A fast-growing company despite its size, it doesn’t pay a dividend, but its free cash flow is very healthy, and the company’s forward EV/EBITDA ratio is back below 20x, well below its five-year average. .
Adobe: Revenue, Valuation, Free Cash Flow Forecast
Assuming non-GAAP EPS of $19 for the coming year, and applying the stock’s five-year average operating P/E multiple of 36, the stock should trade around $684. However, if we take a PEG ratio approach and assume a PEG multiple of 1.9x and long-term earnings growth of 13%, below the high long-term average, the P/E ratio should be closer to 25x. Appraised value is $475. At a historical standard of 2.3 PEG, the intrinsic value would be closer to $570.
This is a wide range, but the EV/EBITDA ratio is heavily discounted, so even a modest reversion to the long-term average would provide some upside from here. In my view, a fair value in the low to mid $500s seems appropriate.
ADBE: Trading significantly below the long-term average P/E
Compared to other companies in the industry, Adobe is characterized by a low valuation, but many of its competitors in the application software industry trade at high valuations. And while the historical growth trajectory is unimpressive, future earnings prospects are optimistic.
adobe sports Excellent profitability indicatorsIn my view, while you get a valuation premium; Stock price momentum That’s down from earlier this year, when the stock hit $638.
Competitor analysis
Looking ahead, corporate event data provided by Wall Street Horizon shows that the second quarter 2024 earnings date is set for AMC on Thursday, June 13th, with a conference call to be held later that evening. It is shown.you can Listen live here. I don’t see any other volatility catalysts on the calendar.
Corporate event risk calendar
technical view
Red flags are flashing on the tech stock’s technical chart, as Adobe’s earnings profile has seen significant upside and it has a reasonable valuation ahead of next month’s second-quarter results. In the graph below, notice the bearish double-top pattern in which the stock rose above $630 in February. Shares then plummeted following disappointing earnings reports, dropping further in March and ultimately hitting $460, down nearly 30% from its peak at the beginning of the year. This decline violated the uptrend support line, which has the characteristics of a bearish head-and-shoulders top pattern. Assuming this pattern develops, a downside reading target near $400 will be in play based on the height of the head and shoulders pattern.

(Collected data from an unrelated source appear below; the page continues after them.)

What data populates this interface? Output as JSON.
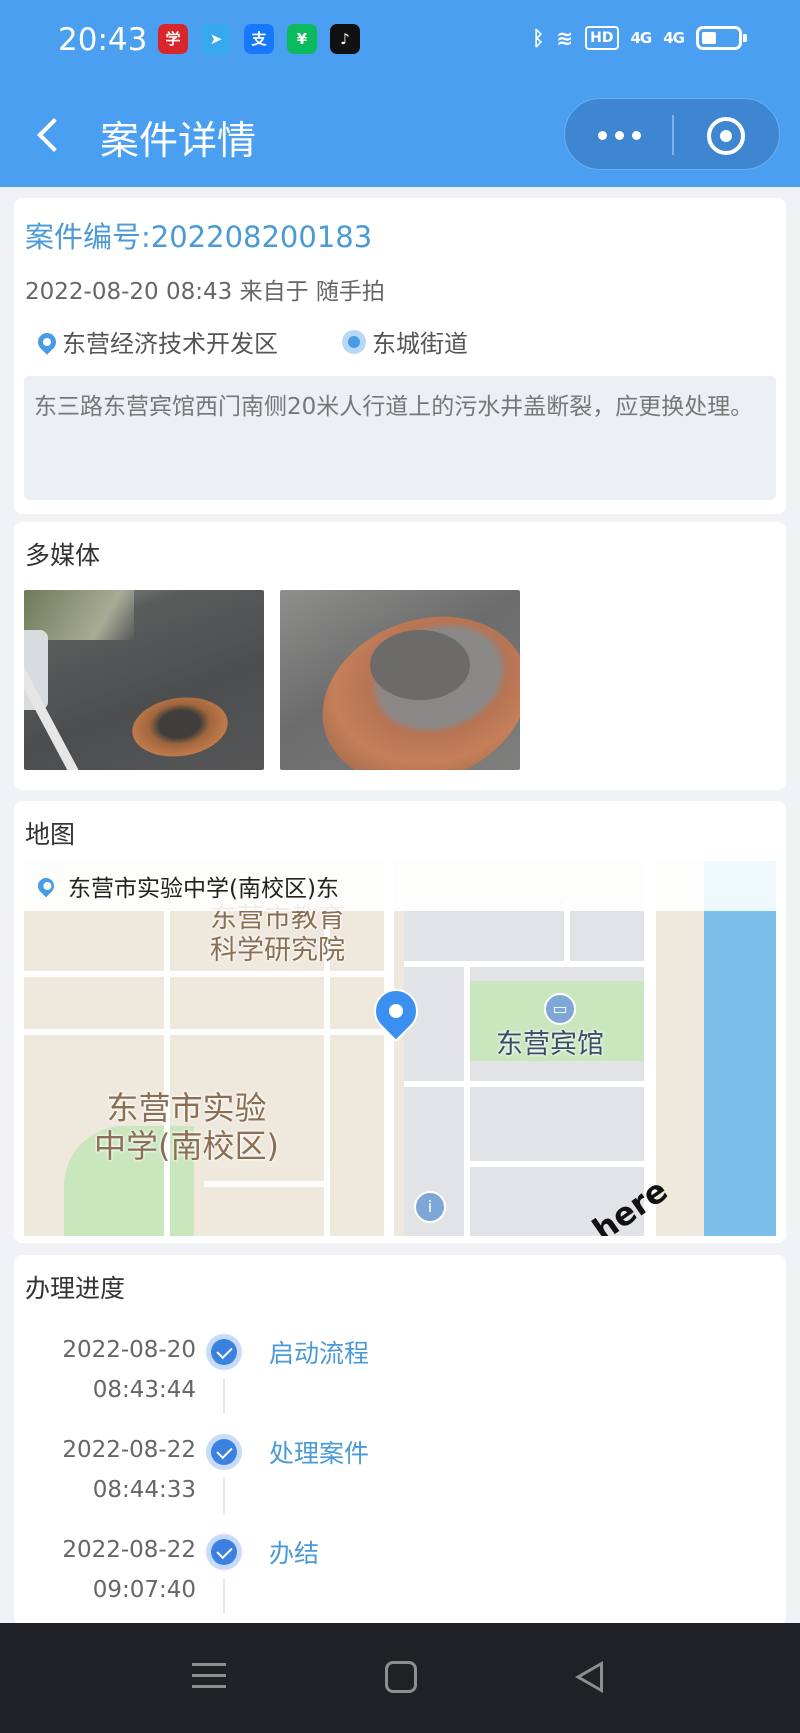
{
  "status_bar": {
    "time": "20:43",
    "app_icons": [
      "xuexi-icon",
      "telegram-icon",
      "alipay-icon",
      "wechat-pay-icon",
      "douyin-icon"
    ],
    "network": "HD",
    "signal1": "4G",
    "signal2": "4G"
  },
  "nav": {
    "title": "案件详情"
  },
  "case": {
    "number": "案件编号:202208200183",
    "meta": "2022-08-20 08:43 来自于 随手拍",
    "district": "东营经济技术开发区",
    "street": "东城街道",
    "description": "东三路东营宾馆西门南侧20米人行道上的污水井盖断裂，应更换处理。"
  },
  "media": {
    "title": "多媒体",
    "photos": [
      "broken-manhole-photo-1",
      "broken-manhole-photo-2"
    ]
  },
  "map": {
    "title": "地图",
    "address": "东营市实验中学(南校区)东",
    "labels": {
      "institute": "东营市教育\n科学研究院",
      "school": "东营市实验\n中学(南校区)",
      "hotel": "东营宾馆",
      "provider": "here"
    },
    "colors": {
      "water": "#7cc0ea",
      "green": "#c9e6bd"
    }
  },
  "progress": {
    "title": "办理进度",
    "steps": [
      {
        "date": "2022-08-20",
        "time": "08:43:44",
        "name": "启动流程"
      },
      {
        "date": "2022-08-22",
        "time": "08:44:33",
        "name": "处理案件"
      },
      {
        "date": "2022-08-22",
        "time": "09:07:40",
        "name": "办结"
      }
    ]
  },
  "theme": {
    "primary": "#4b9ff0",
    "link": "#4a9ad8"
  }
}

Also, keep an eye on the major support near $400. This was the peak from late 2022 to early last year. Additionally, the RSI momentum oscillator at the top of the chart indicates long-term periods of weakening momentum. Before getting excited about ADBE stock, I would like to see the RSI gauge break the downtrend.
Overall, ADBE is an absolute buy around $400, but technically we believe there is some risk in the way it is trading today.
ADBE: RSI is bearish, inverted head-and-shoulders pattern underway
conclusion
I would like to reiterate that I reserve my rating for ADBE. Compared to my analysis last June, I view the current stock price as a better value, but the technical situation is risky ahead of next month’s earnings.